MaD HuNGaRIaN wrote:
It's just a probation, and these things happen all the time.
Re Tim Forshey:
I don't think censure and probation are things that "happen all the time" to attorneys. However, because of this thread I've just read through the Disciplinary Commission report and the Hearing Officer's report on Tim Forshey's State Bar discipline case in 2006 and it's pretty clear these are not willful or egregious errors. In fact, both the State Bar (which charged him with the offenses) and the AZ Supreme Court Hearing Officer agreed he was not trying to do anything bad to anyone, in fact both also agreed that in most instances he was "trying to do what he understood was helpful to people."
In one count, for instance, it seems clear that he was trying to help a woman raise funds to pay for the defense of her husband by selling all his guns (he'd become mentally incompetent) and bought a couple of the guns for himself without sufficient documentation of dates and who was in charge of the guns (i.e., did Forshey need sale approval from the husband even though he was in the looney bin?).

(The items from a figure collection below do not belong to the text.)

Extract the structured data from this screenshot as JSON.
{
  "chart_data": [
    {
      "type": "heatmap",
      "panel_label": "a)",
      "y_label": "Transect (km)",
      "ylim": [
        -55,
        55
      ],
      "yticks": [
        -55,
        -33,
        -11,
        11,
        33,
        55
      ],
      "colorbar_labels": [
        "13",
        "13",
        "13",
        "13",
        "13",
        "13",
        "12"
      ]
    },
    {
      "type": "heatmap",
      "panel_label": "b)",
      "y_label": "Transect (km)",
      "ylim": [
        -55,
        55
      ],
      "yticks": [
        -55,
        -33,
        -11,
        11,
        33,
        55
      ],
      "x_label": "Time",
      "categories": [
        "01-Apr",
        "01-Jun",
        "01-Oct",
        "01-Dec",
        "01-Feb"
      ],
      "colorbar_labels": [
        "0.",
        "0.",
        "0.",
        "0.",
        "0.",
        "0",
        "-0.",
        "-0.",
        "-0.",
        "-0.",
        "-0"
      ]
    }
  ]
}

I'd chalk that up to trying to do what's right in a hurried situation and not being careful enough. It's a dumb thing for an attorney to cut corners, but it seems it was with good intent and would only have helped the client, not hurt.
So, based on the reported findings presented in the Hearing Officer's report I agree he wasn't trying to hurt anyone. But I'd also note that at least two counts involved tardy responses or filings and in a third it appeared to be confusion or lack of knowledge about the intricacies of an intrastate jurisdiction dispute wrapped inside a messy divorce/custody case. Based on the H.O.'s report I'd be inclined to chalk it to lack of diligence, probably from overload that led to some things sliding by -- still ethical lapses, till his fault and being overloaded is no excuse, but not born of malice or anything like that.
Like some others here I met Tim Forshey when he co-taught a CCW class my wife and I took at Scottsdale Gun Club. I was impressed with his knowledge, manner, and the fact that he's a real shooter who really believes in gun rights and self-defense, not just some lawyer who is willing to take gun-related cases. Other than that I don't know him and have never talked with him since, but based on class interaction and 1:1 conversation with him on that one occasion I'd put him near or at the top of my list of lawyers I'd like to have next to me if I were ever involved in a shooting (and every day I pray to God that I won't).